Israel says it will ease blockade of Gaza
FOLLOWING INTENSE international pressure, Israel has announced it will ease its economic blockade on Gaza, allowing more goods to enter the strip.
The decision followed two days of deliberations by the security cabinet. However, no vote was taken and no details have been provided over exactly which goods will now be allowed.
A statement issued after the meeting said Israel would “expand the inflow of controlled materials for civilian projects and maintain the existing security measures in order to prevent the entry of weapons”, adding that the cabinet would meet in the near future to decide on steps to implement this policy. The statement added that Israel expected the international community to work toward the immediate release of Gilad Shalit, the Israeli soldier held by Gaza militants since June 2006.
Israeli officials had justified maintaining the blockade in order to exert pressure on the Hamas leaders in Gaza to release the captured soldier as part of a prisoner swap deal.
Construction materials such as steel and cement will now be allowed into Gaza for specific projects under supervision of international aid groups, but will still not be freely available to private citizens. Restrictions on items such as school supplies, books, computers, kitchen utensils, mattresses and toys are expected to be lifted. It is unclear whether the new regulations will affect some of the most damaging aspects of the blockade, such as the ban on Gaza exports and the prohibition on imports of industrial raw materials.

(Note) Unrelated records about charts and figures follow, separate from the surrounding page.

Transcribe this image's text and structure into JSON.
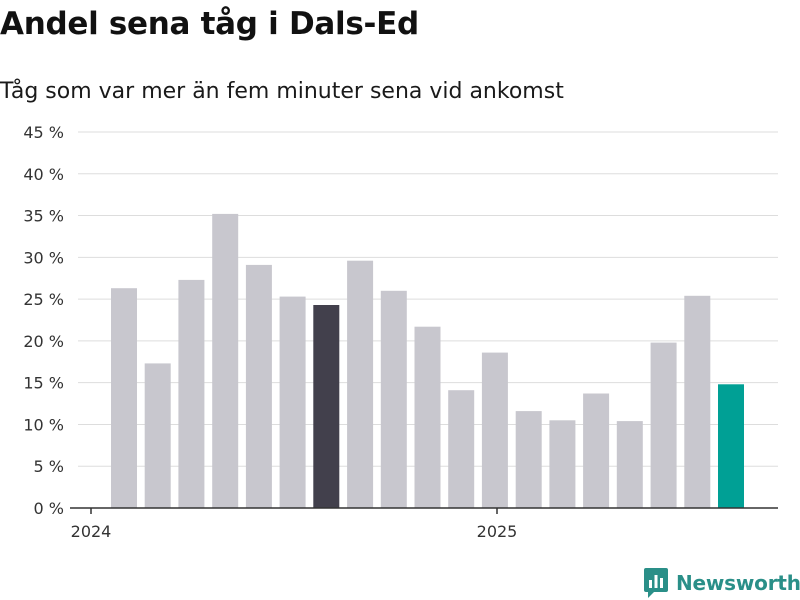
{
  "chart_data": {
    "type": "bar",
    "title": "Andel sena tåg i Dals-Ed",
    "subtitle": "Tåg som var mer än fem minuter sena vid ankomst",
    "x_tick_labels": [
      "2024",
      "2025"
    ],
    "y_ticks": [
      0,
      5,
      10,
      15,
      20,
      25,
      30,
      35,
      40,
      45
    ],
    "y_tick_suffix": " %",
    "ylim": [
      0,
      45
    ],
    "grid": true,
    "values": [
      26.3,
      17.3,
      27.3,
      35.2,
      29.1,
      25.3,
      24.3,
      29.6,
      26.0,
      21.7,
      14.1,
      18.6,
      11.6,
      10.5,
      13.7,
      10.4,
      19.8,
      25.4,
      14.8
    ],
    "highlight": {
      "dark_index": 6,
      "accent_index": 18
    },
    "colors": {
      "bar": "#c8c7ce",
      "bar_dark": "#42404c",
      "bar_accent": "#00a095",
      "grid": "#dddddd",
      "axis": "#333333",
      "tick_text": "#333333"
    }
  },
  "brand": {
    "name": "Newsworthy",
    "icon": "newsworthy-logo-icon",
    "color": "#2a8f88"
  }
}
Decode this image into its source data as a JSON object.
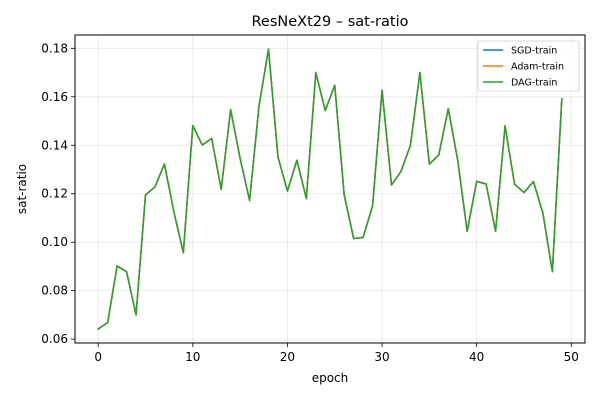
{
  "chart_data": {
    "type": "line",
    "title": "ResNeXt29 – sat-ratio",
    "xlabel": "epoch",
    "ylabel": "sat-ratio",
    "xlim": [
      -2.45,
      51.45
    ],
    "ylim": [
      0.0584,
      0.1855
    ],
    "xticks": [
      0,
      10,
      20,
      30,
      40,
      50
    ],
    "yticks": [
      0.06,
      0.08,
      0.1,
      0.12,
      0.14,
      0.16,
      0.18
    ],
    "xtick_labels": [
      "0",
      "10",
      "20",
      "30",
      "40",
      "50"
    ],
    "ytick_labels": [
      "0.06",
      "0.08",
      "0.10",
      "0.12",
      "0.14",
      "0.16",
      "0.18"
    ],
    "grid": true,
    "legend_position": "top-right",
    "x": [
      0,
      1,
      2,
      3,
      4,
      5,
      6,
      7,
      8,
      9,
      10,
      11,
      12,
      13,
      14,
      15,
      16,
      17,
      18,
      19,
      20,
      21,
      22,
      23,
      24,
      25,
      26,
      27,
      28,
      29,
      30,
      31,
      32,
      33,
      34,
      35,
      36,
      37,
      38,
      39,
      40,
      41,
      42,
      43,
      44,
      45,
      46,
      47,
      48,
      49
    ],
    "series": [
      {
        "name": "SGD-train",
        "color": "#1f77b4",
        "values": [
          0.0642,
          0.0668,
          0.0902,
          0.0878,
          0.07,
          0.1195,
          0.1228,
          0.1323,
          0.1125,
          0.0957,
          0.1481,
          0.1401,
          0.1428,
          0.1218,
          0.1547,
          0.1346,
          0.1172,
          0.1563,
          0.1797,
          0.1352,
          0.1211,
          0.1338,
          0.118,
          0.17,
          0.1543,
          0.1648,
          0.1195,
          0.1015,
          0.102,
          0.115,
          0.1627,
          0.1236,
          0.1292,
          0.14,
          0.17,
          0.1322,
          0.136,
          0.1551,
          0.1337,
          0.1045,
          0.1251,
          0.124,
          0.1045,
          0.148,
          0.124,
          0.1205,
          0.125,
          0.112,
          0.0878,
          0.1592
        ]
      },
      {
        "name": "Adam-train",
        "color": "#ff7f0e",
        "values": [
          0.0642,
          0.0668,
          0.0902,
          0.0878,
          0.07,
          0.1195,
          0.1228,
          0.1323,
          0.1125,
          0.0957,
          0.1481,
          0.1401,
          0.1428,
          0.1218,
          0.1547,
          0.1346,
          0.1172,
          0.1563,
          0.1797,
          0.1352,
          0.1211,
          0.1338,
          0.118,
          0.17,
          0.1543,
          0.1648,
          0.1195,
          0.1015,
          0.102,
          0.115,
          0.1627,
          0.1236,
          0.1292,
          0.14,
          0.17,
          0.1322,
          0.136,
          0.1551,
          0.1337,
          0.1045,
          0.1251,
          0.124,
          0.1045,
          0.148,
          0.124,
          0.1205,
          0.125,
          0.112,
          0.0878,
          0.1592
        ]
      },
      {
        "name": "DAG-train",
        "color": "#2ca02c",
        "values": [
          0.0642,
          0.0668,
          0.0902,
          0.0878,
          0.07,
          0.1195,
          0.1228,
          0.1323,
          0.1125,
          0.0957,
          0.1481,
          0.1401,
          0.1428,
          0.1218,
          0.1547,
          0.1346,
          0.1172,
          0.1563,
          0.1797,
          0.1352,
          0.1211,
          0.1338,
          0.118,
          0.17,
          0.1543,
          0.1648,
          0.1195,
          0.1015,
          0.102,
          0.115,
          0.1627,
          0.1236,
          0.1292,
          0.14,
          0.17,
          0.1322,
          0.136,
          0.1551,
          0.1337,
          0.1045,
          0.1251,
          0.124,
          0.1045,
          0.148,
          0.124,
          0.1205,
          0.125,
          0.112,
          0.0878,
          0.1592
        ]
      }
    ]
  }
}
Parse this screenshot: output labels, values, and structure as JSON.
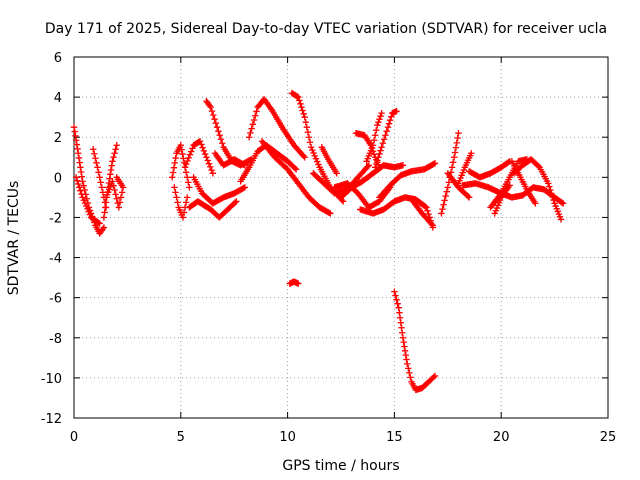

Israel’s maritime blockade remains in effect as part of its efforts to ensure weapons do not reach Gaza. Travel restrictions on Gaza’s 1.5 million people are likely to remain in place.
The Middle East Quartet (UN, US, EU, Russia) envoy Tony Blair – who had been in contact with Israeli officials ahead of yesterday’s decision – welcomed the Israeli move to liberalise its policy.
“As I have said in the past days, Israel has the clear right to defend itself and protect its security. The best way to do this is to ensure that weapons cannot reach Gaza, whilst allowing into Gaza the items of ordinary daily life, including materials for the construction of homes, infrastructure and services, as the UN have asked, and permitting legitimate business to revive,” Mr Blair said.
The European Union’s foreign policy chief, Catherine Ashton, said the bloc was ready to support Israel’s stated intention to ease the embargo on the Gaza Strip with a mission on the ground.
“I look with great interest at what the Israeli cabinet is saying. This is an in-principle statement . . . obviously the detail is what matters,” Baroness Ashton said in Brussels. She is to meet EU experts in Brussels “to see what we can offer”.
Israel’s transport minister, Yaakov Katz, said last week that Israel was working on a plan to totally disengage from Gaza by closing all the land crossings, leaving only the Rafah crossing between Gaza and Egypt open for people and goods to arrive or leave the strip. He also indicated that Israel would stop supplying water and electricity to Gaza once alternatives via Egypt were in place.
Israel would thus be effectively throwing off all responsibility for the welfare of Gaza. However, following protests from Egypt, prime minister Binyamin Netanyahu stressed that no decision had yet been taken to implement Mr Katz’s proposals.